A full House of Representatives vote to hold Attorney General William Barr in contempt of Congress is likely where the complaint begins and ends.
That's because what happens next is that the case will be turned over to the Department of Justice or the U.S. Attorney's Office in Washington, D.C. It's unlikely they'll move forward with prosecuting their own boss.
Congress may instead opt to take Barr and the Trump administration to court and try to put Barr in jail until he turns over the unredacted Mueller report. It's a risky move for Congress. A ruling in their favor could strengthen their argument for gaining access to the documents they're requesting. But a ruling against them could hurt them not only in this case but in future related cases, and even set a precedent for future administrations.
It's been 92 years since they've done it, but the House could send the Sergeant-at-Arms to arrest the attorney general. That is even more unlikely.
And though it may not have much real impact, the act of holding a political official in contempt is not uncommon. Former Secretary of State Henry Kissinger and Commerce Secretary Rogers C.B. Morton were charged in 1975. White House Chief of Staff Josh Bolten and White House counsel Harriet Miers were held in contempt of Congress under President George W. Bush. Obama's Attorney General Eric Holder became the first A.G. held in both civil and criminal contempt in 2012.
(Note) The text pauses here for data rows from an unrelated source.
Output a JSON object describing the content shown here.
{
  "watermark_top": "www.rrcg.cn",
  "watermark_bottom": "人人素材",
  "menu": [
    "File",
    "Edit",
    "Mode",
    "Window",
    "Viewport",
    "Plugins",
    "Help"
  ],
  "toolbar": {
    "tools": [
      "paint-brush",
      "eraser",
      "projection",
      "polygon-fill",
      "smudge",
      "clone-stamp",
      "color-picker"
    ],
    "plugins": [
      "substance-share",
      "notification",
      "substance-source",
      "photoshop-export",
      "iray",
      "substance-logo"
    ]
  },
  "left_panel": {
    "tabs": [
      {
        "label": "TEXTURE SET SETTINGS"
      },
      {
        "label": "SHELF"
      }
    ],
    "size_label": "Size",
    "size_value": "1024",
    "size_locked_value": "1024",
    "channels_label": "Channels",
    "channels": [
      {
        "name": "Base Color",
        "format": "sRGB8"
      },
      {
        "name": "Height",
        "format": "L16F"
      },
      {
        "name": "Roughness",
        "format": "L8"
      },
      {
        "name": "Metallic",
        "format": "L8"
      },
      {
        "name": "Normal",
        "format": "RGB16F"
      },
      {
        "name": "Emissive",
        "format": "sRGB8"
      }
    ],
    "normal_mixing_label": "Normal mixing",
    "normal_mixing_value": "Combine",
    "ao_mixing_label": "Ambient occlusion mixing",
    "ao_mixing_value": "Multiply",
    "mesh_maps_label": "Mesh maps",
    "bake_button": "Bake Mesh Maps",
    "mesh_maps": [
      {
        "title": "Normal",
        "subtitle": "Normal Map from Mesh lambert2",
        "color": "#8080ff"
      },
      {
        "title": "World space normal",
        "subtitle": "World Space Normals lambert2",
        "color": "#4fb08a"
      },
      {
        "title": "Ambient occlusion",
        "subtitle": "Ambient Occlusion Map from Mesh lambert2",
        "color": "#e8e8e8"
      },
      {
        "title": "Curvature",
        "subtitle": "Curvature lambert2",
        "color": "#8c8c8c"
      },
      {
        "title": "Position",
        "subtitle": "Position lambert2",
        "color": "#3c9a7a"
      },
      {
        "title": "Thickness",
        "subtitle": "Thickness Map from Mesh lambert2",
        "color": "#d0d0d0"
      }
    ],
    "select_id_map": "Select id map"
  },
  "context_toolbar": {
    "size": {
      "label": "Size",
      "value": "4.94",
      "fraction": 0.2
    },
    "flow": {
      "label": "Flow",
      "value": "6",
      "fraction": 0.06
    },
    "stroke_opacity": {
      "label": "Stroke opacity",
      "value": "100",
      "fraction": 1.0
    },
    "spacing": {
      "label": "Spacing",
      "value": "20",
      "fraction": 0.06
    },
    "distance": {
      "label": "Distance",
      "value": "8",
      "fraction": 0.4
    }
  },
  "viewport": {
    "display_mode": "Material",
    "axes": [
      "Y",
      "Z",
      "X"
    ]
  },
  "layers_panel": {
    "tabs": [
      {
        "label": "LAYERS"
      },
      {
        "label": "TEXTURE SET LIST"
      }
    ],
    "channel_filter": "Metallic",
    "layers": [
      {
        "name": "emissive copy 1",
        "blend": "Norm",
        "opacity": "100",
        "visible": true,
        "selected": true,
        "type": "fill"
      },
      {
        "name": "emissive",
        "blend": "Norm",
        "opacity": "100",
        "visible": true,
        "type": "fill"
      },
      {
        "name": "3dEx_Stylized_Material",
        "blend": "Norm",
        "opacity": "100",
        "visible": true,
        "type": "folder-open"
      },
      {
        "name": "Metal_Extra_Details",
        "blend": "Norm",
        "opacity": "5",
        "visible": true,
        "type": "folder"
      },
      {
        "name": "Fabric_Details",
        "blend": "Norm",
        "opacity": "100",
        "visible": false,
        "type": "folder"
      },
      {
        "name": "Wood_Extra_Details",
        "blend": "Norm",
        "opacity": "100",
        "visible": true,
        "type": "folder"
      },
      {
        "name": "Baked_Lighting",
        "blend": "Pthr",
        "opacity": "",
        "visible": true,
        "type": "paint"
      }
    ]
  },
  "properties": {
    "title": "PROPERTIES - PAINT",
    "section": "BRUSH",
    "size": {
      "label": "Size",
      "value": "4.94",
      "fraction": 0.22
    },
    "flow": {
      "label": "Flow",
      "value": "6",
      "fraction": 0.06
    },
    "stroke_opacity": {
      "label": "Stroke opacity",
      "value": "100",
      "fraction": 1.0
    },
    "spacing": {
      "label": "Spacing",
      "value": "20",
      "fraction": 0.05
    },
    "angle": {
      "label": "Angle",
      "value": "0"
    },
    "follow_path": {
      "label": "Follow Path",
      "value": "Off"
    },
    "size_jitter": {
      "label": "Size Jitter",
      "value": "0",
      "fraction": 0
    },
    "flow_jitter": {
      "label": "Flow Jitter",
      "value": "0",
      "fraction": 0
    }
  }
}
Kissinger's charge was dropped. Morton was cited by a subcommittee, but not the full committee — he gave up the documents the day of the full vote. The House took Bolten to court and won, but a court of appeals stayed the decision. Miers was cited by the House, but Republicans stood by her. Holder continued on as Obama's A.G.
In all likelihood, this isn't going to produce the unredacted Mueller report, nor is it likely to weaken Barr's position.